Please read my words carefully, and keep them in mind not only on this trip, but on the many others you're going to take until we meet again.

Pat yourself on the back. You made it! Although taking a "successful" trip, whatever that means to you, involves more than stepping onto a plane and said plane not crashing en-route, there's a certain amount of triumph you can claim simply by arriving at your destination. Any pride you feel is well-deserved!

Ask if you don't know something. For example, most of the stops on your train from Mumbai to Goa will not be marked, but only indicate that you are headed in the direction of Mangalore, which is way further than you actually want to go. But freak out not -- just swallow your pride and ask any of your fellow passengers if they know where you are. Most will be happy to help! And you'll be happier for having done so, too.

Avoid frivolous shopping, like the saris you're going to buy on the beach in Goa. Not only will you have jettisoned most of the items you purchase in less than a year, but people who sell things to tourists for a living do so only because they know you'll pay them more than their items are worth. You've got most of the financial aspect of travel down, but if you shop too frequently, you're doomed.

Forget your itinerary. Yes, I know you put hours and hours of work, blood, sweat and tears into making it. And it's well thought-out, balanced and relatively feasible. But if you (or, as is the case in this instance, your travel companion) feel like staying someplace for a longer period of time than planned, stay. You might not get the chance again!

Take more long walks on the beach, like the ones you'll be taking every day on Palolem Beach in Goa. Remaining active, but without necessarily having a tangible goal in mind, will allow you to take in your surroundings without losing track of your larger goals in life. It also allows you to meditate on life's "big questions," which can sometimes be harder during travel than "real life" because there's so much to do and see.

Go with your gut. I mean, you'll know the guy who's scamming you at New Delhi's train station is trying to scam you, right?

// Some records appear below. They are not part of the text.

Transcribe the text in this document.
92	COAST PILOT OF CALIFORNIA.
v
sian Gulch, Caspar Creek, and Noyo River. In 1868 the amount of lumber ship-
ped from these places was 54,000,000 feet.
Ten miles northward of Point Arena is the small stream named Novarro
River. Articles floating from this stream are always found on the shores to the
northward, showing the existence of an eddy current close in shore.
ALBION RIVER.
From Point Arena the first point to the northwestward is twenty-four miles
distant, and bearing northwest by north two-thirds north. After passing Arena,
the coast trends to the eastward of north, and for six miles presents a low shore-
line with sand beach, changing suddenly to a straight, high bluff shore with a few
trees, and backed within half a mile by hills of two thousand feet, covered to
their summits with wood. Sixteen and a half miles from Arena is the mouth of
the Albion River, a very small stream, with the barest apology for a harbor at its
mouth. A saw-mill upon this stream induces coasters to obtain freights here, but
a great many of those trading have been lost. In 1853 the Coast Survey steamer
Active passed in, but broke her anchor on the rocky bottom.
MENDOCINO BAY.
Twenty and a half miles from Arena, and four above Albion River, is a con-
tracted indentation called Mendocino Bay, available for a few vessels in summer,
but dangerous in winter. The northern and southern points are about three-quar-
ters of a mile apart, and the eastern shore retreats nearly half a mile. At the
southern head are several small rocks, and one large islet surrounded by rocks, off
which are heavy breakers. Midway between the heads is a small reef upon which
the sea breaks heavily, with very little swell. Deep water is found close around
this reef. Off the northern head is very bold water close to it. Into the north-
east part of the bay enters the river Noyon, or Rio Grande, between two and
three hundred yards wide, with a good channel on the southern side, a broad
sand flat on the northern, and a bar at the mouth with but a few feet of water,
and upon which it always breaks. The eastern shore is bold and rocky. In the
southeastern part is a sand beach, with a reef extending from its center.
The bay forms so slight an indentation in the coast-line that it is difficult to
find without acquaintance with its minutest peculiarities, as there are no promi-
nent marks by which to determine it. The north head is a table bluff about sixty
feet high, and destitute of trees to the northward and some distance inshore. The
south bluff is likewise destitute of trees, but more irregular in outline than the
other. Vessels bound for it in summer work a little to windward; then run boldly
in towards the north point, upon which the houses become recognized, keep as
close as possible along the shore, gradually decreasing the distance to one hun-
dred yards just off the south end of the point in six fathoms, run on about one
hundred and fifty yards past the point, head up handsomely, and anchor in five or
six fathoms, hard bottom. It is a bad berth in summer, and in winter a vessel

Although trusting your intuition -- and asking that your travel partners trust it, too -- can seem daunting or be unpopular in the moment, it usually pays off in the long run. (P.S. That was some "luxury tour" of the Taj Mahal, huh?)

Live in the present moment. Stop thinking about the awesome travel blog you want to start at some undefined point in the future, and start enjoying your only day in Delhi. Although taking note of ideas, hunches and epiphanies you experience during travel is an important step toward realizing them, you should focus the majority of your energy of enjoying what's in front of you. When in doubt, just focus on your breath, wandering yogi!

Let go of anger quickly. Yeah, it sucks when shit happens, like when your camera breaks as you ride up a fort on an elephant in Jaipur. But you'll dwell on it for far too long and, in many ways, let it ruin your day. Allow yourself to fully feel less-than-savory emotions, but let go of them quickly and return to feeling like you should: happy, thankful and lucky!

Take responsibility and action. To make matters worse, a power surge later that night will kill your computer charger. But you'll go to the local electronics shop and buy a new one. This is good -- do it more often! Taking responsibility for negative situations and action to resolve them, regardless of whether they were "your fault," is the only acceptable response to them. (Hint: This also helps you let go of anger.)

Think of others more often. As if being in India isn't evidence enough, you are far from the only person in the world, and whatever affects you almost always affects others. Instead of always thinking about how something makes you feel, think about how others might interpret it and empathize with them before you wallow in self-pity. They'll almost certainly reciprocate!

Well, I think that about covers it -- for now. I won't divulge too much else, except to tell you that the universe is going to reward you for your continued willingness to take travel risks. By this time next year, your life will have changed dramatically! (Cue dramatic music.)